Исторические труды Хьюма и большинства авторов его времени нередко страдали умозрительной отвлеченностью, чисто политическим изложением и объяснением событий и нескрываемым пренебрежением к «темному» Средневековью. В наименьшей мере эти недостатки свойственны величайшему из шотландских историков XVIII в., церковному деятелю и ректору Эдинбургского университета Уильяму Робертсону (1721–1793). Оставаясь изящным стилистом, он старался как можно полнее и тщательнее использовать источники, давал подробные примечания и приложения документов. Его «История Шотландии» (1759), посвященная главным образом XVI и раннему XVII в., вызвала множество подражаний и была, вероятно, лучшим опытом «национальной» истории для тех времен.
Другим важным исследовательским направлением был поиск и издание архивных рукописей, хроник и документов. Здесь заслуживают упоминания «Diplomata Scotiae» (1739) Джеймса Андерсона и «Анналы Шотландии» (1776–1779) Дэвида Далримпла — лорда Хэйлс, который отдал предпочтение именно средневековым источникам. Особенно широко публикаторская деятельность развернулась в XIX в.
Неоценимые заслуги в развитии шотландской историографии, в частности периода Средних Веков, принадлежат сэру Вальтеру Скотту (1771–1832), который, между прочим, еще при жизни стал и очень долго оставался самым любимым в России иностранным автором. Он был создателем не только романтических произведений с детальным и достоверным национальным колоритом, но и собственно исторических трудов («История Шотландии», 1829–1830), а также основателем и президентом одного из первых обществ по изучению и изданию памятников старины — Бэннатайнского клуба.
Благодаря Скотту и его соратникам к 1833 г. в Шотландии было уже четыре исторических общества (в Англии они возникли позднее).
Ощутимые успехи в открытии и публикации источников подготовили почву для дальнейшего быстрого развития исторической науки в Шотландии. Первая фундаментальная история средневековой Шотландии (с 1249 по 1603 г.) была написана в 1828–1843 гг. Патриком Фрэйзером Тайтлером, который впервые подробно осветил многовековую борьбу шотландцев за независимость и подчеркнул ее освободительный, героический характер. Отныне была окончательно утверждена и признана ценность изучения шотландской истории как таковой, особенно средневекового периода, который охватывал почти все время существования самостоятельного Королевства Скоттов. Последующие труды шотландских историков второй половины XIX — начала XX в. (Джона Хилла Бертона, Эндрю Лэнга, Питера Хьюма Брауна, Роберта Рэйта и др.) стали шагами вперед в хронологическом и тематическом отношении, распространившись и на эпоху раннего Средневековья, и отличались более критическим подходом к материалу источников. По своим теоретическим воззрениям они в большинстве примыкали к позитивистскому направлению.

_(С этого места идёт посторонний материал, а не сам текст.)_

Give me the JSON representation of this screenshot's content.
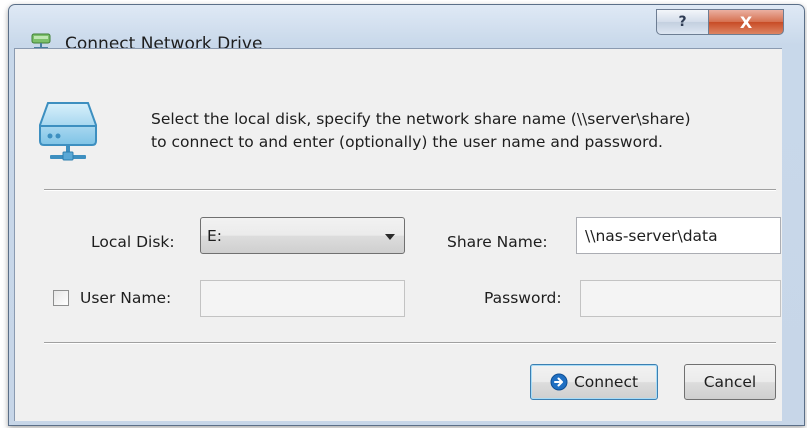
{
  "window": {
    "title": "Connect Network Drive",
    "help_glyph": "?",
    "close_glyph": "X"
  },
  "description": {
    "line1": "Select the local disk, specify the network share name (\\\\server\\share)",
    "line2": "to connect to and enter (optionally) the user name and password."
  },
  "form": {
    "local_disk_label": "Local Disk:",
    "local_disk_value": "E:",
    "share_name_label": "Share Name:",
    "share_name_value": "\\\\nas-server\\data",
    "user_name_label": "User Name:",
    "user_name_checked": false,
    "user_name_value": "",
    "password_label": "Password:",
    "password_value": ""
  },
  "buttons": {
    "connect_label": "Connect",
    "cancel_label": "Cancel"
  },
  "icons": {
    "title": "network-drive-icon",
    "banner": "disk-drive-icon",
    "connect": "arrow-circle-icon"
  },
  "colors": {
    "close_red": "#c84c26",
    "connect_blue": "#1f6fc2"
  }
}
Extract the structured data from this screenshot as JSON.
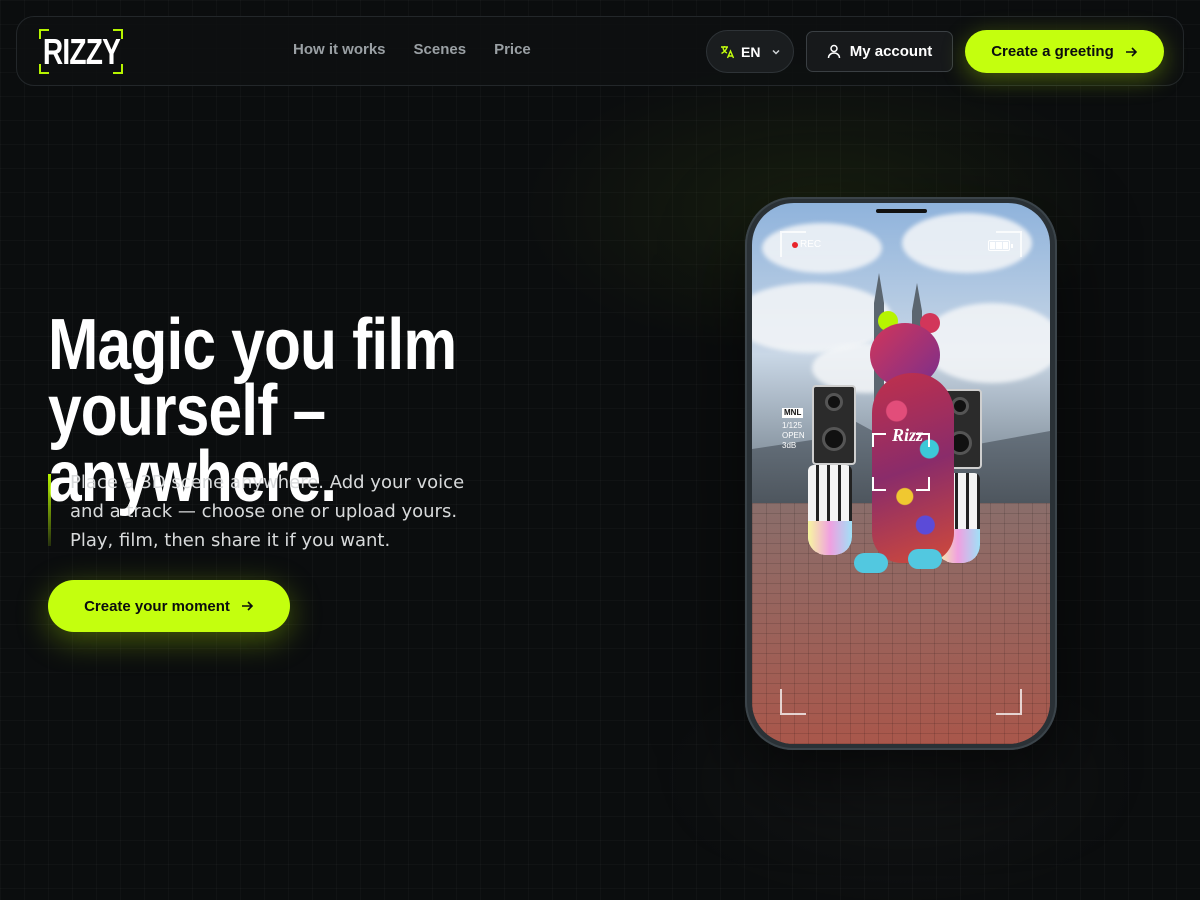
{
  "brand": {
    "logo_text": "RIZZY"
  },
  "nav": {
    "links": [
      {
        "label": "How it works"
      },
      {
        "label": "Scenes"
      },
      {
        "label": "Price"
      }
    ],
    "language": "EN",
    "account_label": "My account",
    "cta_label": "Create a greeting"
  },
  "hero": {
    "headline_line1": "Magic you film",
    "headline_line2": "yourself – anywhere.",
    "subtitle": "Place a 3D scene anywhere. Add your voice and a track — choose one or upload yours. Play, film, then share it if you want.",
    "cta_label": "Create your moment"
  },
  "phone": {
    "rec_label": "REC",
    "camera_mode": "MNL",
    "shutter": "1/125",
    "aperture": "OPEN",
    "gain": "3dB",
    "bear_logo_text": "Rizz"
  },
  "colors": {
    "accent": "#c4ff0e",
    "background": "#0b0d0e",
    "nav_text": "#9aa0a4",
    "rec_dot": "#e8232a"
  },
  "icons": {
    "language": "translate-icon",
    "chevron": "chevron-down-icon",
    "account": "user-icon",
    "arrow": "arrow-right-icon"
  }
}
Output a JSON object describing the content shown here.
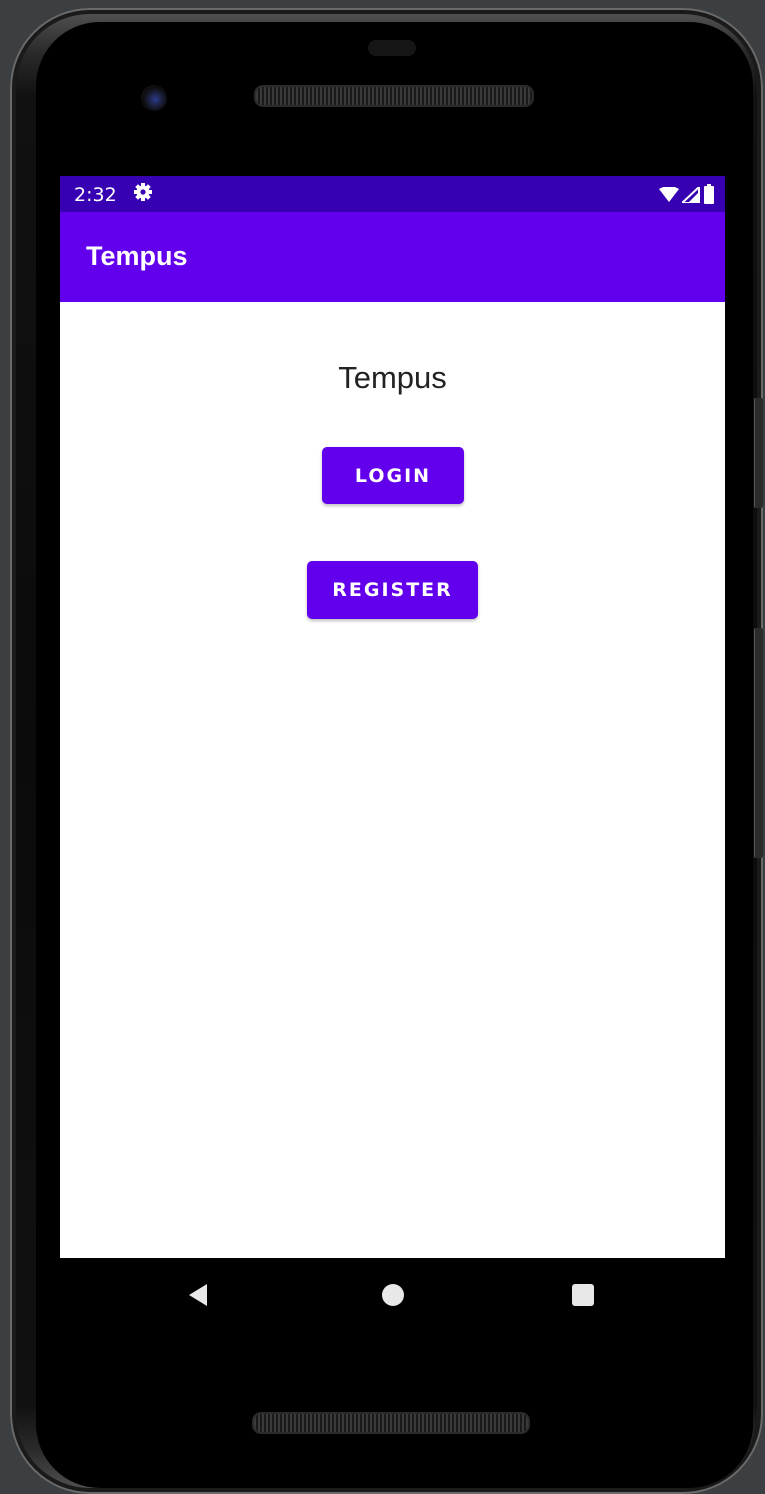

В конце XIX — начале XX в., по справедливому заключению Г. И. Зверевой, «в британской исторической науке приобрели господствующее положение теоретико-методологические установки вигско-либеральной историографии. Среди них особое место занимала унитаристская концепция образования Великобритании. Она строилась на основе идеи исторической предопределенности создания британского унитарного государства, возникшего в результате приобщения кельтских народов к достижениям английской цивилизации. Ее сторонники подчеркивали прогрессивное значение процесса англизации для “отсталых” народов “кельтских окраин”, идентифицировали понятия “Англия” и “Британия”. Влияние английской культуры на развитие Ирландии, Уэльса, Шотландии изображалось однобоко и крайне тенденциозно». Во многом верно и то, что англичане «оставляли проблематику истории Шотландии целиком “на попечение” шотландской исторической науке». Но даже не порывая до поры с унитаристскими взглядами, шотландцы не мирились с уничижительным отношением к своей истории. Англо-шотландские разногласия все более углублялись и в таких общих вопросах, как образование шотландской народности и характер войн между двумя странами, и в таких частных, как оценка франко-шотландского союза.
Если английские и проанглийские авторы усматривали в кельтских традициях Шотландии лишь залог ее отсталости и неизбежного слияния с более сильной и развитой монархией, то для многих шотландских историков эти традиции были источником национальной гордости и важным предметом исследования. Уильям Форбс Скин в своем труде, который он неслучайно назвал «Кельтская Шотландия» (1876–1880), впервые перенес акцент с англоязычного юго-востока страны на гэльский северо-запад с его клановым строем. Вскоре у Скина появилось немало последователей.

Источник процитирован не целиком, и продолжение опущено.